E mais difícil se torna escapar ao clima de medo generalizado. Um medo que também não é bem real porque não é medo de algo em concreto. É um medo permanente e difuso provocado pela consciência (para a qual somos empurrados) de que não estamos seguros mas sem perceber ao certo o que nos ameaça, se a eventualidade de um atentado terrorista que pode acontecer a qualquer altura e em qualquer sítio, se o facto de vivermos sobre placas tectónicas que não param de se arrastar para cima umas das outras ou o mar que temos aqui mesmo ao lado e que está desejoso de nos engolir com as suas águas poluídas por resíduos tóxicos e povoadas por tubarões cheios de dentes, alforrecas cheias de tentáculos ou lulas ferozes do tamanho de petroleiros.
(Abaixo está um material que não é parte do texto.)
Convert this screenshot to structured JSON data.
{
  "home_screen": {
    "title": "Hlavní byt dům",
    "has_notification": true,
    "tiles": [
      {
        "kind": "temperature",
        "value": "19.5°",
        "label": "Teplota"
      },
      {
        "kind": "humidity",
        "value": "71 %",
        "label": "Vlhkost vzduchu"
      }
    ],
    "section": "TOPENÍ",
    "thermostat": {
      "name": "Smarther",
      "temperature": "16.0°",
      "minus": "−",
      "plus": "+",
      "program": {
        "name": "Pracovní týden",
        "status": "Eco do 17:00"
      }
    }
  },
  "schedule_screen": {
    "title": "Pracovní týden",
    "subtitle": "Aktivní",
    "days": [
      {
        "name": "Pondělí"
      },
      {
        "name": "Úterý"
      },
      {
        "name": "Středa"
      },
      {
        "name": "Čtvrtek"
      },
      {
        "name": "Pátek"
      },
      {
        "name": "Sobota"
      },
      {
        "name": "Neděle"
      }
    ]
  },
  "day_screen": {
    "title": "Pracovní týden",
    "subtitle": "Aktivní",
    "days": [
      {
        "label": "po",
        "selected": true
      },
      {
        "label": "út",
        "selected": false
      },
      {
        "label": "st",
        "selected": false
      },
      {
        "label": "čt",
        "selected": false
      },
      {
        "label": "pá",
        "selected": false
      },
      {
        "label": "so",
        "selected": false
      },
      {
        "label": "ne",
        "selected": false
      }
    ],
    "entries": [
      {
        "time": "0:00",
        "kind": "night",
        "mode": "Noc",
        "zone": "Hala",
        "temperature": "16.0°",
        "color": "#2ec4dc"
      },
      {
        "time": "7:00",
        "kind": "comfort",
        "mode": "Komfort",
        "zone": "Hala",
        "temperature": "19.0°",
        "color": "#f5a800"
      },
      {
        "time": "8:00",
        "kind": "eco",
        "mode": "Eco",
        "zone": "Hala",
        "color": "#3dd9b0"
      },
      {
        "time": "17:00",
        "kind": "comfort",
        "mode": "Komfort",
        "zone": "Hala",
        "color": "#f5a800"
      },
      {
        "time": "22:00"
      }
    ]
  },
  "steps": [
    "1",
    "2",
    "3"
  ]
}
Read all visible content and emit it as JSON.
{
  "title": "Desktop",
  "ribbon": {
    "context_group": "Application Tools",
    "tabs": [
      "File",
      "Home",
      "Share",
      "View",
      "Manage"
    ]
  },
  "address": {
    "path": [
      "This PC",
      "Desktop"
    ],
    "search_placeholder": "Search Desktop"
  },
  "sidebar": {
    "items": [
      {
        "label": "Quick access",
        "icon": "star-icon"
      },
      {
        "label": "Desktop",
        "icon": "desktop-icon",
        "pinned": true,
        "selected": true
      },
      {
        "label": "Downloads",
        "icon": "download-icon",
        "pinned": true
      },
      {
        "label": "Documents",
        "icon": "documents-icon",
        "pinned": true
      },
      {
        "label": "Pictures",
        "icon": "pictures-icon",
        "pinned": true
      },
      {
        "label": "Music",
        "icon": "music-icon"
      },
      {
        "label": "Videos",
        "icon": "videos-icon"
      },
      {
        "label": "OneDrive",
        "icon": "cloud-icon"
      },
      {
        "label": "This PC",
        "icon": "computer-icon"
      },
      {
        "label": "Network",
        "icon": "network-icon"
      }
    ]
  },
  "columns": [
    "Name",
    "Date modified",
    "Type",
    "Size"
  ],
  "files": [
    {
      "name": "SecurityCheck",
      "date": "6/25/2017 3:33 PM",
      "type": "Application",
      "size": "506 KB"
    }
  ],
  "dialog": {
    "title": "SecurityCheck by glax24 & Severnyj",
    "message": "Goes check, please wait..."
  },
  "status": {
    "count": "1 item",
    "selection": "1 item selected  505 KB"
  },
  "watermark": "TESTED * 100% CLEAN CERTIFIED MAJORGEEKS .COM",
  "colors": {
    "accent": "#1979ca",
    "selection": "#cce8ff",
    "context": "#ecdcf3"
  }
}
“Então decide-te, ó pá! Queres cobertura televisiva ou não?” pergunta o leitor confuso número 47. E eu respondo que sim. Que quero cobertura televisiva e que quero saber o que se passa. Mas não preciso de ser informado de cada vez que o número de mortos aumenta como se a minha vida dependesse disso e como se estivessem a contar participantes num desfile de Pais Natais. Pior ainda. Não preciso de os ver (os Pais Natais e os mortos). Se me dizem que há muitos mortos por enterrar em Sumatra, não preciso de ver para crer. Acredito na palavra de quem mo diz. Dispenso as imagens e dispenso a descrição pormenorizada do cheiro a putrefacção que se sente um pouco por toda a costa da Tailândia cortesia do senhor enviado especial a um sítio qualquer que nem sequer sabia existir dois dias antes. E acredito que imagens de gente a ser arrastada pelo mar não impressionam mais se as virmos várias vezes seguidas.

O que nos salva é saber que esta euforia catastrófila que enche os écrans com repórteres imbuídos de uma alegria infantil comparável à de uma criança com um brinquedo novo (os brinquedos aqui são as milhentas palavras novas que aprendem de propósito para a ocasião e que não se cansam de repetir como “tsunami,” “escalada” ou “taliban” ao mesmo tempo que tentam passar a imagem de que sempre as souberam) durará apenas até à próxima catástrofe/escândalo/conquista desportiva. Ou, se não houver nenhuma catástrofe/escândalo/conquista desportiva no espaço de um mês, a novidade esgota-se e, aos poucos, vamos deixando de ouvir falar no assunto até chegarmos a um ponto em que, mesmo que houvesse novas informações, estas não são veiculadas porque o público está saturado e já ninguém pode ouvir falar do assunto sob pena de mudar de canal.

Até lá, siga a festa. A contagem das vítimas aumentou em mais 500 mortos e há um novo videoamador feito por um turista sueco que captou imagens impressionantes do primeiro impacto do tsunami quando estava pendurado num coqueiro a fazer um documentário sobre formigas dos trópicos. A não perder.